Here is the Exception:

org.xml.sax.SAXParseException; systemId: http://www.europarl.europa.eu/meps/en/full-list/xml; lineNumber: 6; columnNumber: 3; The element type "hr" must be terminated by the matching end-tag "</hr>".]

What am I doing wrong?


Solution

  • The reason you are getting that error is because you are using the wrong protocol in your URL. Use https instead of http.

    When you use http, the server generates a "301 - moved permanently" response:

    <html>
        <head><title>301 Moved Permanently</title></head>
        <body>
            <center>
                <h1>301 Moved Permanently</h1>
            </center>
            <hr>
            <center>nginx</center>
        </body>
    </html>
    

    You can see the <hr> tag causing the error (it is not valid for the expected content type of XML).

    Your browser will handle this correctly, if you use the http URL - but your JAXB unmarshaller will not.

    Assuming you have all the correct JAXB annotations on your class, the code in your question should work (it works for me) with the updated URL:

    https://www.europarl.europa.eu/meps/en/full-list/xml
    

    A couple of suggestions for troubleshooting this type of issue:

    1. Go to the home page in a browser: http://www.europarl.europa.eu - and you will see that you are redirected to a https URL.
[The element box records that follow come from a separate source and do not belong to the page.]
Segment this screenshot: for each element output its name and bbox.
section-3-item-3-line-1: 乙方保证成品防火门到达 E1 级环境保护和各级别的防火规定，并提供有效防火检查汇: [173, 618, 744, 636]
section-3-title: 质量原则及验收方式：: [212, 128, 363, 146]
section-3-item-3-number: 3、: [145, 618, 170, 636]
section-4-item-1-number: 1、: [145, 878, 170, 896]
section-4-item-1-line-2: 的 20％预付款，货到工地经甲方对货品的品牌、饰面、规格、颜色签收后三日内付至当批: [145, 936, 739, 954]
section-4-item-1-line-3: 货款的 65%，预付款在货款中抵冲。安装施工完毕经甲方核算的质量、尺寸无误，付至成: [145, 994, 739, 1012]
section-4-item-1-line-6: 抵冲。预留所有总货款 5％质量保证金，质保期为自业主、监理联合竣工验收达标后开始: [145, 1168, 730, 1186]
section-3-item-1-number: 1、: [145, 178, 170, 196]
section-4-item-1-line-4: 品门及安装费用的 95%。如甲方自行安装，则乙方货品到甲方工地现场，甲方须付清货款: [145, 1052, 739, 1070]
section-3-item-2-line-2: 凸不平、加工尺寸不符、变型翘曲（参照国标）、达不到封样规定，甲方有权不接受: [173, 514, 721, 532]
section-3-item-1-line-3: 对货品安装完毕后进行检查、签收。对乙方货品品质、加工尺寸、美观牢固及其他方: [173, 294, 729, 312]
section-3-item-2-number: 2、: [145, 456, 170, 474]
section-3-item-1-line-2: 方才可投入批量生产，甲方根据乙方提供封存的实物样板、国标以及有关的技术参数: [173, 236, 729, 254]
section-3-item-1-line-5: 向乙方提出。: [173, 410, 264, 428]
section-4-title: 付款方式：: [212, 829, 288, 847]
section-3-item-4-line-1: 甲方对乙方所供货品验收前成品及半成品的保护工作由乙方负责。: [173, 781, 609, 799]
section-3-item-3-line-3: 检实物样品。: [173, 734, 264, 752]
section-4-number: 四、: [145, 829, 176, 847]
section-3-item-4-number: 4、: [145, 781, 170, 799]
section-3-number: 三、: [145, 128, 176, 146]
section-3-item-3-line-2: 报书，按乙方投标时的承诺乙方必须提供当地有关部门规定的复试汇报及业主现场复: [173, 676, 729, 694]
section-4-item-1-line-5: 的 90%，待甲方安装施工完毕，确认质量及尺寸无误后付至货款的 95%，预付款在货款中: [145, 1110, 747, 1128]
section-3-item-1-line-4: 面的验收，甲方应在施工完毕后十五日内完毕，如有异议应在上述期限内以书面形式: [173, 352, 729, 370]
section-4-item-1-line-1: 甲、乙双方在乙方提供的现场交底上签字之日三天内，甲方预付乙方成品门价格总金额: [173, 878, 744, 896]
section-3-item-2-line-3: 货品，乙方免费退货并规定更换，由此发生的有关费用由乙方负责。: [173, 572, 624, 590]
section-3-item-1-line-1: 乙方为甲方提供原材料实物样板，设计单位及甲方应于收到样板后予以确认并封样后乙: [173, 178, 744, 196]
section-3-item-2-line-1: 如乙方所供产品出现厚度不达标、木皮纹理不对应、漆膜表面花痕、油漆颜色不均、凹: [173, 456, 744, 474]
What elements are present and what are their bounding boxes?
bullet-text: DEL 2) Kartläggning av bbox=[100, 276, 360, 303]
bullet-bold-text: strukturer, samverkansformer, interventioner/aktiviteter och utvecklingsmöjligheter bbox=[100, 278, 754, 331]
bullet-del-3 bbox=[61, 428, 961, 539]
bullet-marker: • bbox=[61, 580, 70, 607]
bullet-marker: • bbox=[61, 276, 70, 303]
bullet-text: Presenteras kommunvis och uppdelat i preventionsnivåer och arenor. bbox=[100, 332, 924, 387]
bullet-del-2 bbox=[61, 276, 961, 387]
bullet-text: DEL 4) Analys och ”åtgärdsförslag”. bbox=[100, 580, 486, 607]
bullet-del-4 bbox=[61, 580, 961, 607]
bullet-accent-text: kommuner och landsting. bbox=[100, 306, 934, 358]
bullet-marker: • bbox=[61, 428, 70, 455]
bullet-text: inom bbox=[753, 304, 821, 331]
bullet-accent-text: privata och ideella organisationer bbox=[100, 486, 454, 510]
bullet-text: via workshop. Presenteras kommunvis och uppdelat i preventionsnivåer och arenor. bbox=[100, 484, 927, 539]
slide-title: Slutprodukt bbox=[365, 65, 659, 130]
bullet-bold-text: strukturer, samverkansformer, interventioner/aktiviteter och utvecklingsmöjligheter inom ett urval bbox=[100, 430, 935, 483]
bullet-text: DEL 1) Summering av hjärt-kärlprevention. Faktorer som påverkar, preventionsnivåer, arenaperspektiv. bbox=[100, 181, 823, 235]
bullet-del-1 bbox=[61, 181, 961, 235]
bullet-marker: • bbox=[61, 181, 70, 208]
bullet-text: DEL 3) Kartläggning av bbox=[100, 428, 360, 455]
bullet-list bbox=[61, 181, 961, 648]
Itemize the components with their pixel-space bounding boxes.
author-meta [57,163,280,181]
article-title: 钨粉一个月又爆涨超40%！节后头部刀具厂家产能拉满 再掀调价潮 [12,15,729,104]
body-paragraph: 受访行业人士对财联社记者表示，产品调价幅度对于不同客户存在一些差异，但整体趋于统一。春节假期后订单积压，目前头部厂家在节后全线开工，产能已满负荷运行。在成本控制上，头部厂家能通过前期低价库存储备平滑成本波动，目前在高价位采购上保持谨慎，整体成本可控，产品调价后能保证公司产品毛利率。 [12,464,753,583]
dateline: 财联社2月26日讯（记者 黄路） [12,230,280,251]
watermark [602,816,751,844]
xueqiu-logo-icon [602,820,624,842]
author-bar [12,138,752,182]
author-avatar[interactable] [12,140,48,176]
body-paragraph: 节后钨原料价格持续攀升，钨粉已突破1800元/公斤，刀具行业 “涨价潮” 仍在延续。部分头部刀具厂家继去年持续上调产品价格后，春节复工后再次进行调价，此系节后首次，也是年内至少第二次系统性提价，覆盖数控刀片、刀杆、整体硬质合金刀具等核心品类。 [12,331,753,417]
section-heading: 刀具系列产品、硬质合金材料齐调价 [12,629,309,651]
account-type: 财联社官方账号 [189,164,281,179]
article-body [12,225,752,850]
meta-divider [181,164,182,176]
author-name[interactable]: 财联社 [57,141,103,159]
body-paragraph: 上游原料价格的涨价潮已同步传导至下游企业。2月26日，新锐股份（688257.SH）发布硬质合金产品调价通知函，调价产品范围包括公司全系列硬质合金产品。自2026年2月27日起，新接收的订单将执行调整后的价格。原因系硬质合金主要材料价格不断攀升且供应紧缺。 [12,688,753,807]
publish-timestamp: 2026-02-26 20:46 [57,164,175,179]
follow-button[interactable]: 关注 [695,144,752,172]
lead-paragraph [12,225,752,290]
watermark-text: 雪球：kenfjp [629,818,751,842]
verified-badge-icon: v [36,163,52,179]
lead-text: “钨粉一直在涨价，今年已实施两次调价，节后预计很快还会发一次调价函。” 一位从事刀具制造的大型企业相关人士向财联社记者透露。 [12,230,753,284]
    2. You can extract the redirect response I showed above by using Java's HttpClient (available from Java 11 onwards):

    String url = "http://www.europarl.europa.eu/meps/en/full-list/xml";
    HttpClient client = HttpClient.newHttpClient();
    HttpRequest request = HttpRequest.newBuilder()
            .uri(URI.create(url))
            .build();
    client.sendAsync(request, BodyHandlers.ofString())
            .thenApply(HttpResponse::body)
            .thenAccept(System.out::println)
            .join();
    

    This prints the response body, where you can see the redirect message.